The two sides left Geneva with fundamentally different views of the terms of that agreement and needed to be more specific on required actions, said Josh Lipsky, senior director of the Atlantic Council's GeoEconomics Center in Washington.
"They are back to square one but that's much better than square zero," Lipsky added.
The two sides have until August 10 to negotiate a more comprehensive agreement to ease trade tensions, or tariff rates will snap back from about 30 per cent to 145 per cent on the US side and from 10 per cent to 125 per cent on the Chinese side.
Investors, who have been badly burned by trade turmoil before, offered a cautious response and MSCI's broadest index of Asia-Pacific shares outside Japan rose 0.2 per cent.
"The devil will be in the details, but the lack of reaction suggests this outcome was fully expected," said Chris Weston, head of research at Pepperstone in Melbourne.
"The details matter, especially around the degree of rare earths bound for the US, and the subsequent freedom for US-produced chips to head east, but for now as long as the headlines of talks between the two parties remain constructive, risk assets should remain supported."
Resolving restrictions
Lutnick said China's restrictions on exports of rare earth minerals and magnets to the US will be resolved as a "fundamental" part of the framework agreement.
"Also, there were a number of measures the United States of America put on when those rare earths were not coming," Lutnick said. "You should expect those to come off, sort of as President Trump said, in a balanced way."
US President Donald Trump's shifting tariff policies have roiled global markets, sparked congestion and confusion in major ports, and cost companies tens of billions of dollars in lost sales and higher costs. The World Bank on Tuesday slashed its global growth forecast for 2025 by four-tenths of a percentage point to 2.3 per cent, saying higher tariffs and heightened uncertainty posed a "significant headwind" for nearly all economies.
But markets have made up much of the losses they endured after Trump unveiled his sweeping "Liberation Day" tariffs in April, aided by the reset in Geneva between the world's two biggest economies.
Phone call helped
The second round of US-China talks was given a major boost by a rare phone call between Trump and Chinese President Xi Jinping last week, which Lutnick said provided directives that were merged with Geneva truce agreement.
Customs data published on Monday showed that China's exports to the US plunged 34.5 per cent in May, the sharpest drop since the outbreak of the COVID pandemic.
While the impact on US inflation and its jobs market has so far been muted, tariffs have hammered US business and household confidence and the dollar remains under pressure.
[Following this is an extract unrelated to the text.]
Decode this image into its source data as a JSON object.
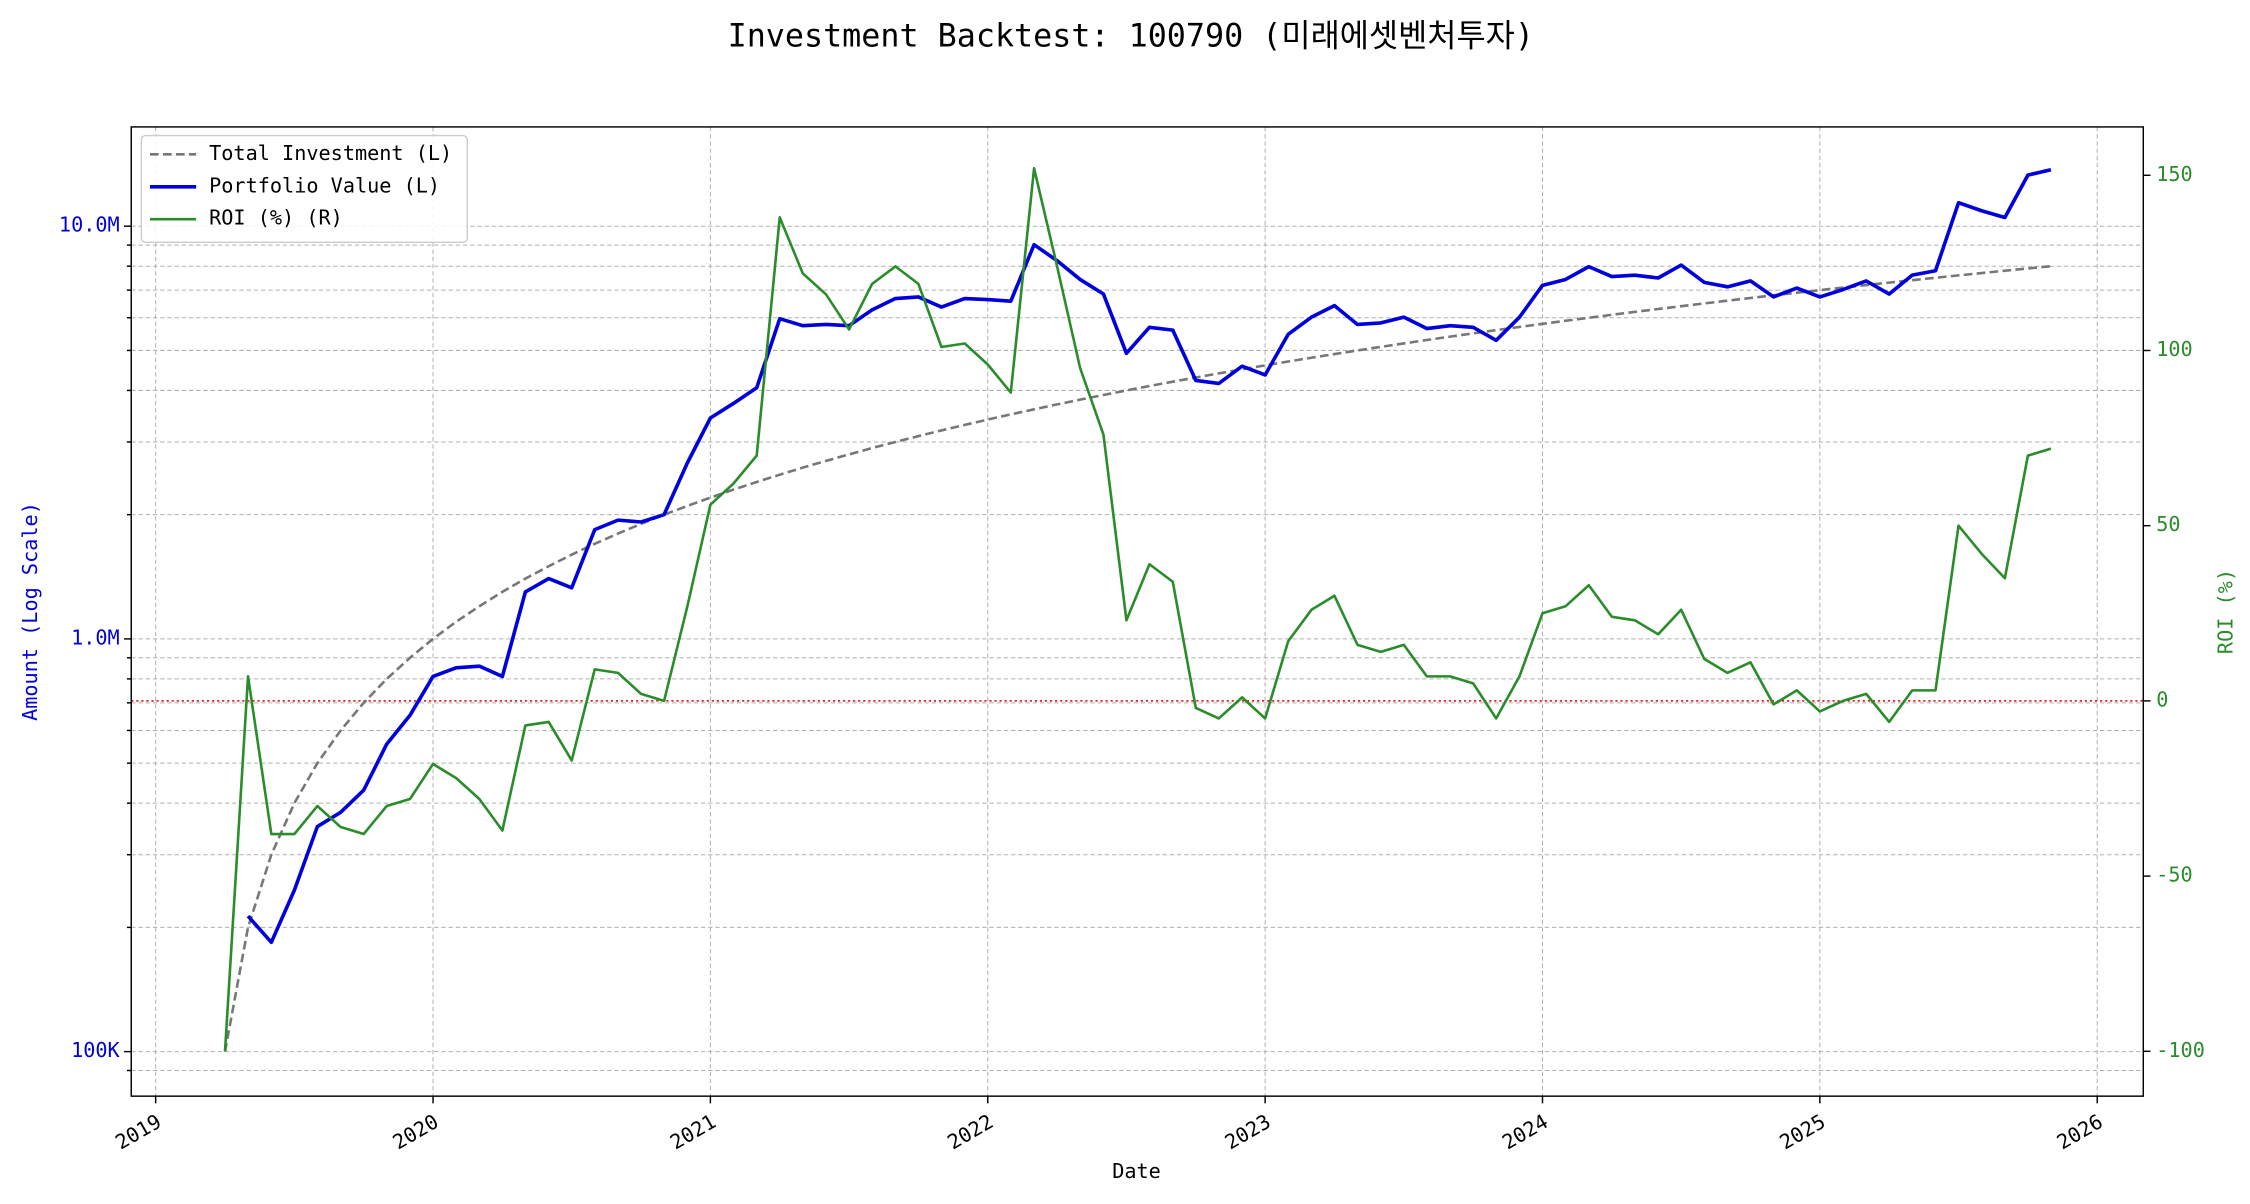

Lutnick was joined by US Trade Representative Jamieson Greer and Treasury Secretary Scott Bessent at the London talks.
Bessent departed hours before their conclusion to return to Washington to testify before Congress on Wednesday.
China holds a near-monopoly on rare earth magnets, a crucial component in electric vehicle motors, and its decision in April to suspend exports of a wide range of critical minerals and magnets upended global supply chains.
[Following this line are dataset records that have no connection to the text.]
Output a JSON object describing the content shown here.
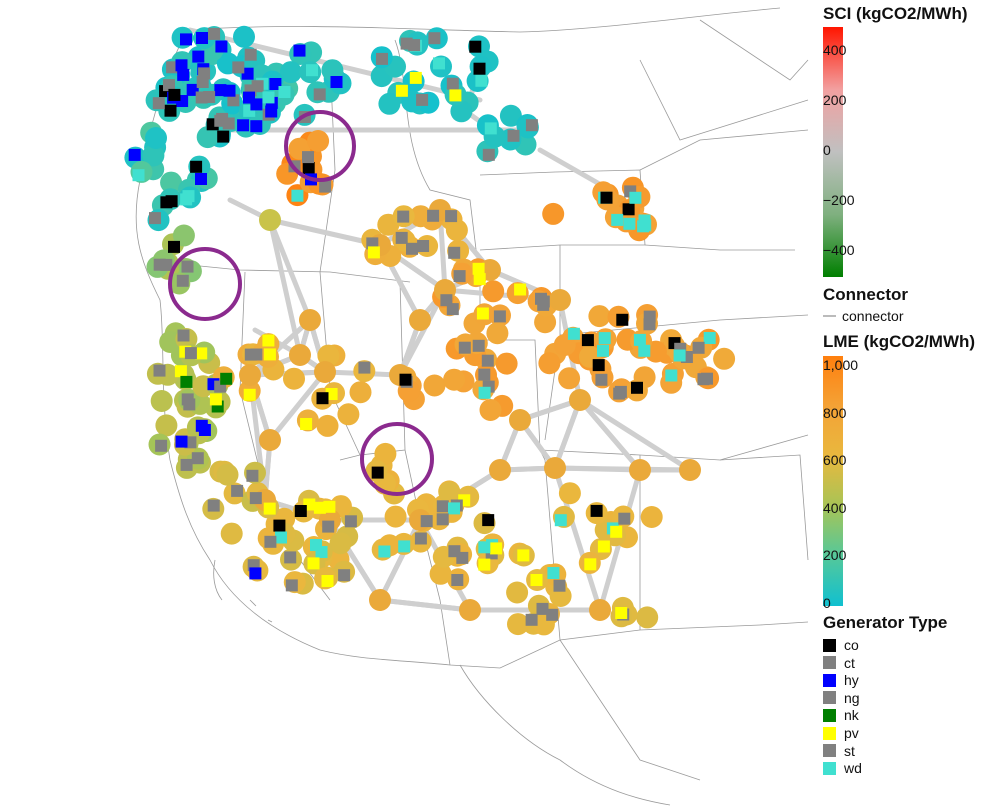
{
  "legend": {
    "sci": {
      "title": "SCI (kgCO2/MWh)",
      "ticks": [
        "400",
        "200",
        "0",
        "−200",
        "−400"
      ],
      "colors": [
        "#ff1500",
        "#f2a0a0",
        "#c0c0c0",
        "#7fb07f",
        "#007f00"
      ]
    },
    "connector": {
      "title": "Connector",
      "label": "connector",
      "color": "#bbbbbb"
    },
    "lme": {
      "title": "LME (kgCO2/MWh)",
      "ticks": [
        "1,000",
        "800",
        "600",
        "400",
        "200",
        "0"
      ],
      "colors": [
        "#ff7f0e",
        "#f4a236",
        "#e9b83e",
        "#a8c456",
        "#55c89a",
        "#10c0d0"
      ]
    },
    "generator": {
      "title": "Generator Type",
      "items": [
        {
          "label": "co",
          "color": "#000000"
        },
        {
          "label": "ct",
          "color": "#808080"
        },
        {
          "label": "hy",
          "color": "#0000ff"
        },
        {
          "label": "ng",
          "color": "#808080"
        },
        {
          "label": "nk",
          "color": "#007f00"
        },
        {
          "label": "pv",
          "color": "#ffff00"
        },
        {
          "label": "st",
          "color": "#808080"
        },
        {
          "label": "wd",
          "color": "#40e0d0"
        }
      ]
    }
  },
  "map": {
    "colors": {
      "connector": "#cfcfcf",
      "highlight_ring": "#8b2a8e",
      "border": "#9a9a9a"
    }
  }
}
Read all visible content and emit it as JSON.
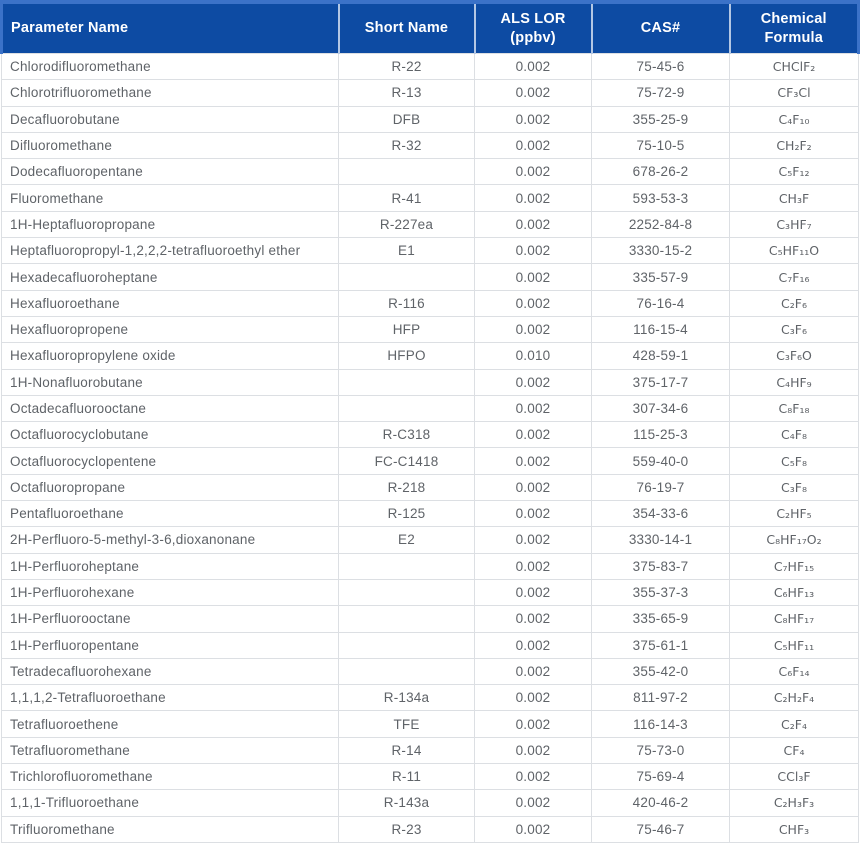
{
  "colors": {
    "header_bg": "#0d4ba3",
    "header_border": "#3b72c8",
    "header_text": "#ffffff",
    "body_text": "#5f6368",
    "grid_line": "#dcdfe3",
    "row_bg": "#ffffff"
  },
  "table": {
    "columns": [
      {
        "key": "parameter",
        "label": "Parameter Name"
      },
      {
        "key": "short_name",
        "label": "Short Name"
      },
      {
        "key": "als_lor",
        "label": "ALS LOR (ppbv)"
      },
      {
        "key": "cas",
        "label": "CAS#"
      },
      {
        "key": "formula",
        "label": "Chemical Formula"
      }
    ],
    "rows": [
      {
        "parameter": "Chlorodifluoromethane",
        "short_name": "R-22",
        "als_lor": "0.002",
        "cas": "75-45-6",
        "formula": "CHClF₂"
      },
      {
        "parameter": "Chlorotrifluoromethane",
        "short_name": "R-13",
        "als_lor": "0.002",
        "cas": "75-72-9",
        "formula": "CF₃Cl"
      },
      {
        "parameter": "Decafluorobutane",
        "short_name": "DFB",
        "als_lor": "0.002",
        "cas": "355-25-9",
        "formula": "C₄F₁₀"
      },
      {
        "parameter": "Difluoromethane",
        "short_name": "R-32",
        "als_lor": "0.002",
        "cas": "75-10-5",
        "formula": "CH₂F₂"
      },
      {
        "parameter": "Dodecafluoropentane",
        "short_name": "",
        "als_lor": "0.002",
        "cas": "678-26-2",
        "formula": "C₅F₁₂"
      },
      {
        "parameter": "Fluoromethane",
        "short_name": "R-41",
        "als_lor": "0.002",
        "cas": "593-53-3",
        "formula": "CH₃F"
      },
      {
        "parameter": "1H-Heptafluoropropane",
        "short_name": "R-227ea",
        "als_lor": "0.002",
        "cas": "2252-84-8",
        "formula": "C₃HF₇"
      },
      {
        "parameter": "Heptafluoropropyl-1,2,2,2-tetrafluoroethyl ether",
        "short_name": "E1",
        "als_lor": "0.002",
        "cas": "3330-15-2",
        "formula": "C₅HF₁₁O"
      },
      {
        "parameter": "Hexadecafluoroheptane",
        "short_name": "",
        "als_lor": "0.002",
        "cas": "335-57-9",
        "formula": "C₇F₁₆"
      },
      {
        "parameter": "Hexafluoroethane",
        "short_name": "R-116",
        "als_lor": "0.002",
        "cas": "76-16-4",
        "formula": "C₂F₆"
      },
      {
        "parameter": "Hexafluoropropene",
        "short_name": "HFP",
        "als_lor": "0.002",
        "cas": "116-15-4",
        "formula": "C₃F₆"
      },
      {
        "parameter": "Hexafluoropropylene oxide",
        "short_name": "HFPO",
        "als_lor": "0.010",
        "cas": "428-59-1",
        "formula": "C₃F₆O"
      },
      {
        "parameter": "1H-Nonafluorobutane",
        "short_name": "",
        "als_lor": "0.002",
        "cas": "375-17-7",
        "formula": "C₄HF₉"
      },
      {
        "parameter": "Octadecafluorooctane",
        "short_name": "",
        "als_lor": "0.002",
        "cas": "307-34-6",
        "formula": "C₈F₁₈"
      },
      {
        "parameter": "Octafluorocyclobutane",
        "short_name": "R-C318",
        "als_lor": "0.002",
        "cas": "115-25-3",
        "formula": "C₄F₈"
      },
      {
        "parameter": "Octafluorocyclopentene",
        "short_name": "FC-C1418",
        "als_lor": "0.002",
        "cas": "559-40-0",
        "formula": "C₅F₈"
      },
      {
        "parameter": "Octafluoropropane",
        "short_name": "R-218",
        "als_lor": "0.002",
        "cas": "76-19-7",
        "formula": "C₃F₈"
      },
      {
        "parameter": "Pentafluoroethane",
        "short_name": "R-125",
        "als_lor": "0.002",
        "cas": "354-33-6",
        "formula": "C₂HF₅"
      },
      {
        "parameter": "2H-Perfluoro-5-methyl-3-6,dioxanonane",
        "short_name": "E2",
        "als_lor": "0.002",
        "cas": "3330-14-1",
        "formula": "C₈HF₁₇O₂"
      },
      {
        "parameter": "1H-Perfluoroheptane",
        "short_name": "",
        "als_lor": "0.002",
        "cas": "375-83-7",
        "formula": "C₇HF₁₅"
      },
      {
        "parameter": "1H-Perfluorohexane",
        "short_name": "",
        "als_lor": "0.002",
        "cas": "355-37-3",
        "formula": "C₆HF₁₃"
      },
      {
        "parameter": "1H-Perfluorooctane",
        "short_name": "",
        "als_lor": "0.002",
        "cas": "335-65-9",
        "formula": "C₈HF₁₇"
      },
      {
        "parameter": "1H-Perfluoropentane",
        "short_name": "",
        "als_lor": "0.002",
        "cas": "375-61-1",
        "formula": "C₅HF₁₁"
      },
      {
        "parameter": "Tetradecafluorohexane",
        "short_name": "",
        "als_lor": "0.002",
        "cas": "355-42-0",
        "formula": "C₆F₁₄"
      },
      {
        "parameter": "1,1,1,2-Tetrafluoroethane",
        "short_name": "R-134a",
        "als_lor": "0.002",
        "cas": "811-97-2",
        "formula": "C₂H₂F₄"
      },
      {
        "parameter": "Tetrafluoroethene",
        "short_name": "TFE",
        "als_lor": "0.002",
        "cas": "116-14-3",
        "formula": "C₂F₄"
      },
      {
        "parameter": "Tetrafluoromethane",
        "short_name": "R-14",
        "als_lor": "0.002",
        "cas": "75-73-0",
        "formula": "CF₄"
      },
      {
        "parameter": "Trichlorofluoromethane",
        "short_name": "R-11",
        "als_lor": "0.002",
        "cas": "75-69-4",
        "formula": "CCl₃F"
      },
      {
        "parameter": "1,1,1-Trifluoroethane",
        "short_name": "R-143a",
        "als_lor": "0.002",
        "cas": "420-46-2",
        "formula": "C₂H₃F₃"
      },
      {
        "parameter": "Trifluoromethane",
        "short_name": "R-23",
        "als_lor": "0.002",
        "cas": "75-46-7",
        "formula": "CHF₃"
      }
    ]
  }
}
In May, the US responded by halting shipments of semiconductor design software and chemicals and aviation equipment, revoking export licences that had been previously issued.
Just after the framework deal was announced, a US appeals court allowed Trump's most sweeping tariffs to stay in effect while it reviews a lower court decision blocking them on grounds that they exceeded Trump's legal authority by imposing them.
The decision keeps alive a key pressure point on China, Trump's currently suspended 34 per cent "reciprocal" duties that had prompted swift tariff escalation.